New class of drugs holds promise for combating antibiotic resistance


       A new class of drugs that combat antibiotic resistance has been discovered by a University of Oklahoma researcher and his team. In the study supported by the National Institutes of Health, laboratory experiments were combined with supercomputing modeling to identify molecules that boost the effect of antibiotics on disease-causing bacteria.

       Helen Zgurskaya, professor of chemistry and biochemistry in the OU College of Arts and Sciences, and OU team members Narges Abdali, Julie Chaney, David Wolloscheck and Valentin Rybenkov, collaborated with Jeremy Smith, Jerry Parks and Jerome Baudry, the University of Tennessee-Oak Ridge National Laboratory Center for Molecular Biophysics; Adam Green, UT; and Keith Haynes and John Walker, Saint Louis University School of Medicine. They collectively identified four new chemicals that seek out and disrupt bacterial proteins called "efflux pumps," a major cause of antibiotic resistance in bacteria.

       The supercomputing power of ORNL's Titan supercomputer had allowed them to perform large-scale simulations of the drug targets and to screen many potential compounds quickly said Zgurskaya, head of the OU Antibiotic Discovery and Resistance Group at the Stephenson Life Sciences Research Center. She added that the information received by stimulations was combined with their experiments to select molecules that were found to work well and that drastically reduced the time needed to move from the experimental phase to clinical trials.

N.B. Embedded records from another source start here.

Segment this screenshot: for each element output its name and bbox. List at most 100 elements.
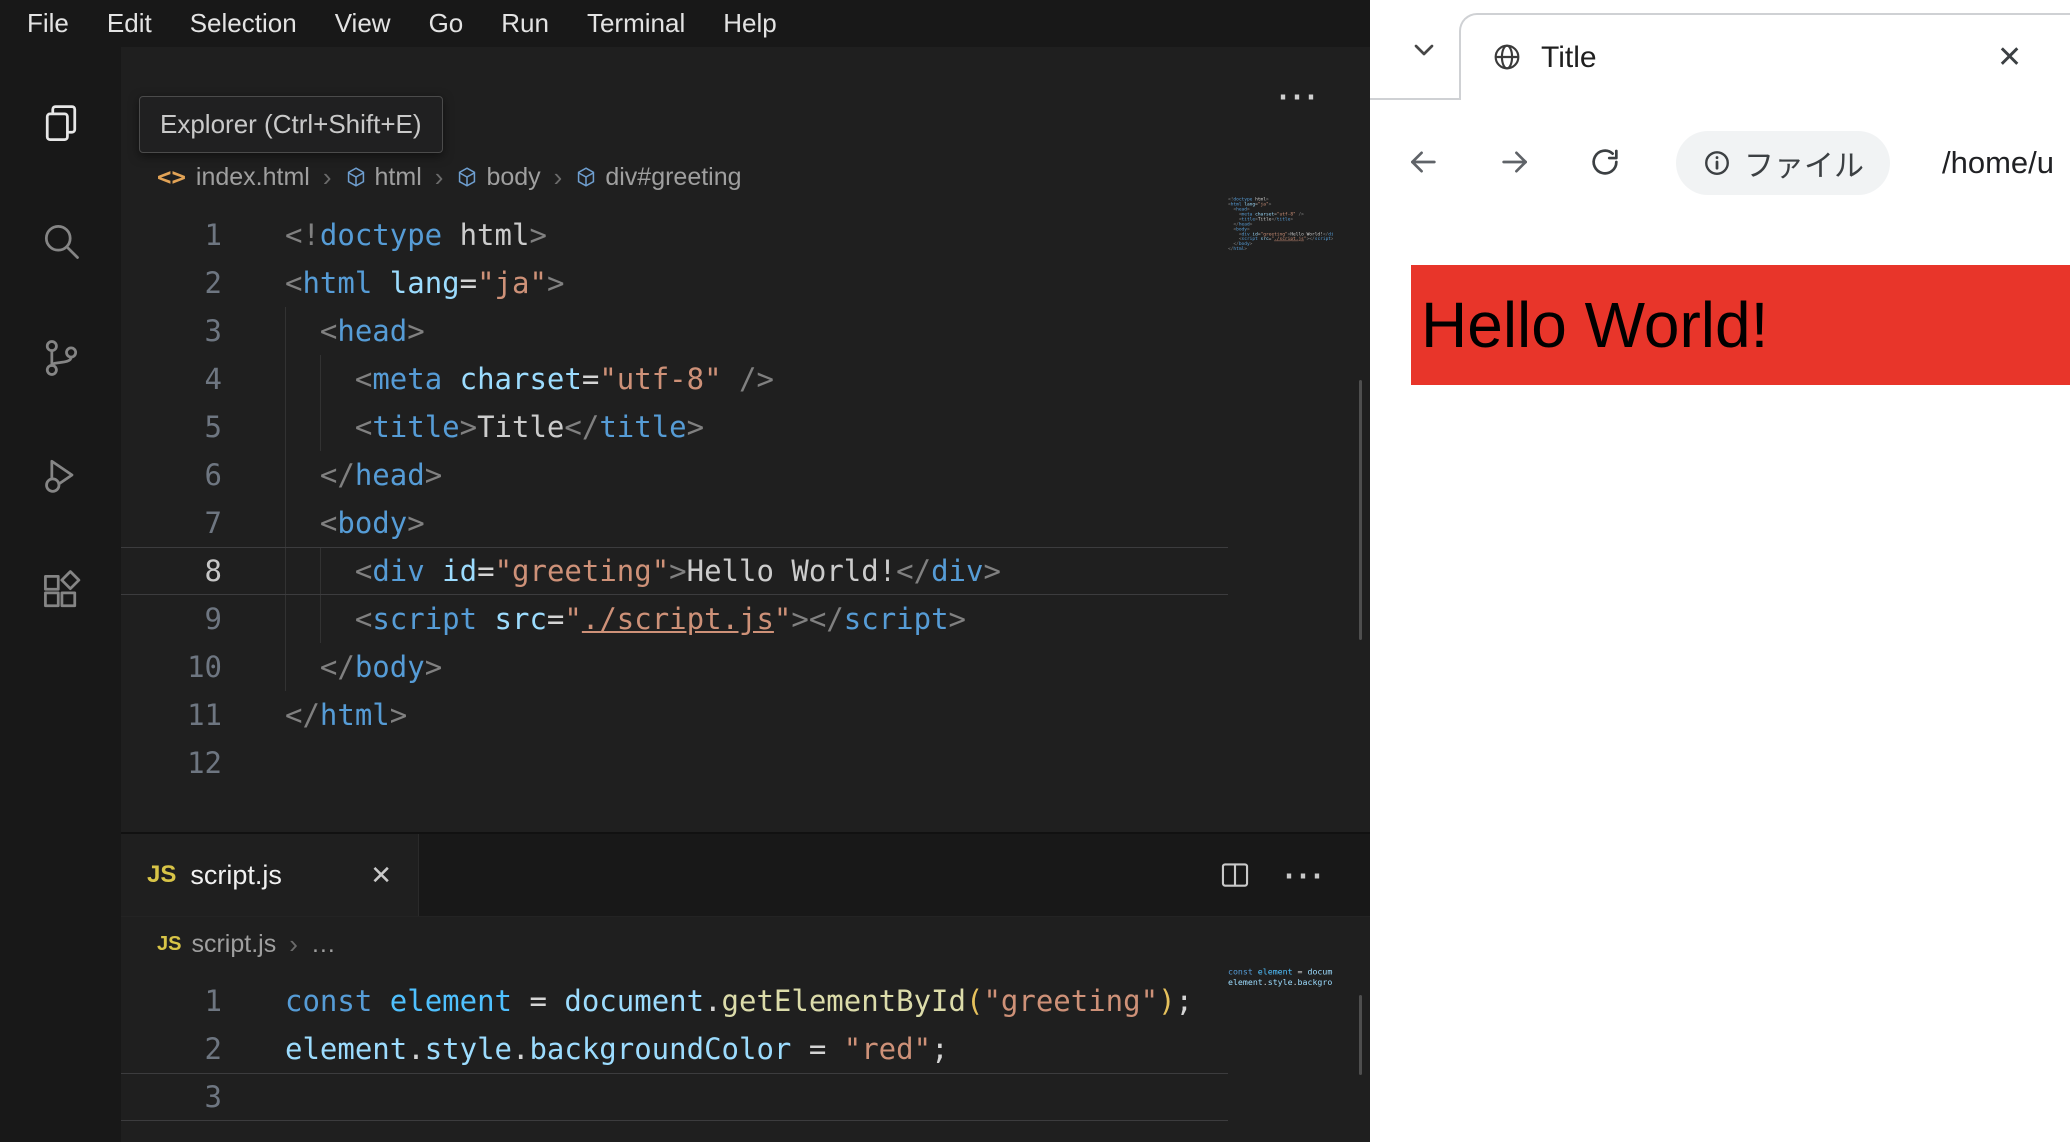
menu-file[interactable]: File: [8, 8, 88, 39]
symbol-cube-icon: [456, 166, 478, 188]
code-line-8[interactable]: 8 <div id="greeting">Hello World!</div>: [121, 547, 1228, 595]
line-number: 1: [204, 218, 222, 252]
code-line-2[interactable]: 2 element.style.backgroundColor = "red";: [121, 1025, 1228, 1073]
browser-tab-strip: Title ✕: [1370, 0, 2070, 100]
run-and-debug-icon[interactable]: [0, 416, 121, 533]
explorer-icon[interactable]: [0, 65, 121, 182]
line-number: 6: [204, 458, 222, 492]
source-control-icon[interactable]: [0, 299, 121, 416]
menu-edit[interactable]: Edit: [88, 8, 171, 39]
menu-bar: File Edit Selection View Go Run Terminal Help: [0, 0, 1370, 47]
browser-tab[interactable]: Title ✕: [1459, 13, 2070, 100]
breadcrumb-item[interactable]: html: [345, 163, 422, 192]
screen: File Edit Selection View Go Run Terminal Help E…: [0, 0, 2070, 1142]
minimap-content: const element = document.getElementById(…: [1228, 967, 1333, 988]
activity-bar: [0, 47, 121, 1142]
breadcrumb-label: html: [374, 162, 422, 191]
breadcrumb-item[interactable]: div#greeting: [575, 162, 742, 192]
breadcrumb-label: body: [486, 162, 541, 191]
menu-go[interactable]: Go: [410, 8, 483, 39]
breadcrumb-item[interactable]: JS script.js: [157, 930, 276, 959]
extensions-icon[interactable]: [0, 533, 121, 650]
breadcrumb-item[interactable]: <> index.html: [157, 163, 310, 192]
tab-script-js[interactable]: JS script.js ✕: [121, 834, 419, 916]
split-editor-icon[interactable]: [1218, 858, 1252, 892]
line-number: 3: [204, 314, 222, 348]
menu-run[interactable]: Run: [482, 8, 568, 39]
info-icon: [1702, 148, 1732, 178]
code-line-7[interactable]: 7 <body>: [121, 499, 1228, 547]
symbol-cube-icon: [345, 166, 367, 188]
html-file-icon: <>: [157, 163, 186, 191]
menu-terminal[interactable]: Terminal: [568, 8, 704, 39]
line-number: 12: [187, 746, 222, 780]
address-url[interactable]: /home/u: [1942, 100, 2054, 225]
globe-icon: [1491, 41, 1523, 78]
line-number: 2: [204, 266, 222, 300]
line-number: 4: [204, 362, 222, 396]
breadcrumb: JS script.js › …: [157, 924, 336, 964]
js-icon: JS: [147, 861, 177, 888]
search-icon[interactable]: [0, 182, 121, 299]
code-line-3[interactable]: 3 <head>: [121, 307, 1228, 355]
line-number: 10: [187, 650, 222, 684]
tab-label: script.js: [190, 859, 282, 890]
chevron-down-icon[interactable]: [1408, 34, 1440, 71]
minimap-content: <!doctype html> <html lang="ja"> <head> <…: [1228, 197, 1333, 252]
code-line-2[interactable]: 2 <html lang="ja">: [121, 259, 1228, 307]
browser-window: Title ✕ ファイル /home/u Hello World!: [1370, 0, 2070, 1142]
code-line-1[interactable]: 1 <!doctype html>: [121, 211, 1228, 259]
breadcrumb: <> index.html › html › body › div#greeting: [157, 153, 742, 201]
line-number: 3: [204, 1080, 222, 1114]
greeting-div: Hello World!: [1411, 265, 2070, 385]
reload-icon[interactable]: [1588, 145, 1622, 179]
menu-help[interactable]: Help: [704, 8, 795, 39]
breadcrumb-label: div#greeting: [605, 162, 742, 191]
code-line-6[interactable]: 6 </head>: [121, 451, 1228, 499]
editor-more-actions-icon[interactable]: ⋯: [1276, 75, 1318, 117]
html-code-editor[interactable]: 1 <!doctype html> 2 <html lang="ja"> 3 <head…: [121, 211, 1228, 787]
breadcrumb-separator-icon: ›: [553, 161, 563, 192]
line-number: 8: [204, 554, 222, 588]
minimap[interactable]: <!doctype html> <html lang="ja"> <head> <…: [1228, 197, 1333, 289]
breadcrumb-separator-icon: ›: [289, 928, 298, 959]
close-tab-icon[interactable]: ✕: [370, 860, 392, 891]
explorer-tooltip: Explorer (Ctrl+Shift+E): [139, 96, 443, 153]
breadcrumb-separator-icon: ›: [322, 161, 332, 192]
browser-toolbar: ファイル /home/u: [1370, 100, 2070, 225]
code-line-1[interactable]: 1 const element = document.getElementById…: [121, 977, 1228, 1025]
code-line-11[interactable]: 11 </html>: [121, 691, 1228, 739]
line-number: 9: [204, 602, 222, 636]
line-number: 5: [204, 410, 222, 444]
code-line-3[interactable]: 3: [121, 1073, 1228, 1121]
breadcrumb-label: script.js: [191, 929, 277, 958]
line-number: 1: [204, 984, 222, 1018]
code-line-9[interactable]: 9 <script src="./script.js"></script>: [121, 595, 1228, 643]
code-line-12[interactable]: 12: [121, 739, 1228, 787]
scrollbar[interactable]: [1359, 995, 1362, 1075]
menu-selection[interactable]: Selection: [171, 8, 316, 39]
back-icon[interactable]: [1406, 145, 1440, 179]
close-tab-icon[interactable]: ✕: [1997, 15, 2022, 100]
js-code-editor[interactable]: 1 const element = document.getElementById…: [121, 977, 1228, 1121]
site-info-chip[interactable]: ファイル: [1676, 131, 1890, 195]
breadcrumb-item[interactable]: …: [311, 930, 336, 959]
code-line-5[interactable]: 5 <title>Title</title>: [121, 403, 1228, 451]
symbol-cube-icon: [575, 166, 597, 188]
minimap[interactable]: const element = document.getElementById(…: [1228, 967, 1333, 1013]
code-line-10[interactable]: 10 </body>: [121, 643, 1228, 691]
breadcrumb-item[interactable]: body: [456, 162, 541, 192]
scrollbar[interactable]: [1359, 380, 1362, 640]
more-actions-icon[interactable]: ⋯: [1282, 854, 1324, 896]
site-info-label: ファイル: [1744, 150, 1864, 183]
forward-icon[interactable]: [1498, 145, 1532, 179]
tab-bar: JS script.js ✕ ⋯: [121, 834, 1370, 917]
line-number: 11: [187, 698, 222, 732]
browser-tab-title: Title: [1541, 41, 1597, 74]
breadcrumb-label: index.html: [195, 162, 310, 191]
menu-view[interactable]: View: [316, 8, 410, 39]
line-number: 2: [204, 1032, 222, 1066]
js-file-icon: JS: [157, 932, 182, 955]
code-line-4[interactable]: 4 <meta charset="utf-8" />: [121, 355, 1228, 403]
tab-bar-actions: ⋯: [1218, 834, 1370, 916]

       The team focused on one efflux pump protein, known as AcrA, which connects two other proteins in a tunnel shape through the bacterial cell envelope. Disrupting this protein could essentially break the efflux pump, an approach unlike other drug design strategies that try to inhibit the biochemical processes.


       "In contrast to previous approaches, our new mechanism uses mechanics to revive an existing antibiotic's ability to fight infection," said Smith, UT-ORNL Governor's Chair and director of the UT-ORNL Center for Molecular Biophysics.


      Using computational models produced by the Titan supercomputer, researchers screened various combinations of molecules and proteins to determine which would be the most effective in preventing AcrA proteins from assembling properly.  


      "The first screening took only 20 minutes using 42,000 processors and yielded several promising results," said Parks, ORNL. "After more extensive analysis, we narrowed down our list to predict which molecules were most likely to disrupt the function of the efflux pump." he added.  


      OU researchers then conducted laboratory experiments to confirm the disruption of the efflux pump and the antibiotic-reviving capability of four of the molecules selected. The SLU School of Medicine research team synthesized structural analogs of the discovered efflux pump inhibitors and identified properties essential for their activities.  



(Image Credit: Oak Ridge National Laboratory)


      Once antibiotics have entered the cell by crossing the outer membrane (inset, top), they enter the efflux pump protein shown in yellow near the inner membrane (bottom) only to be pumped back out of the cell (upward). The Titan supercomputer identifies molecules that target the "red" proteins and potentially disable the efflux pump by preventing it from assembling properly.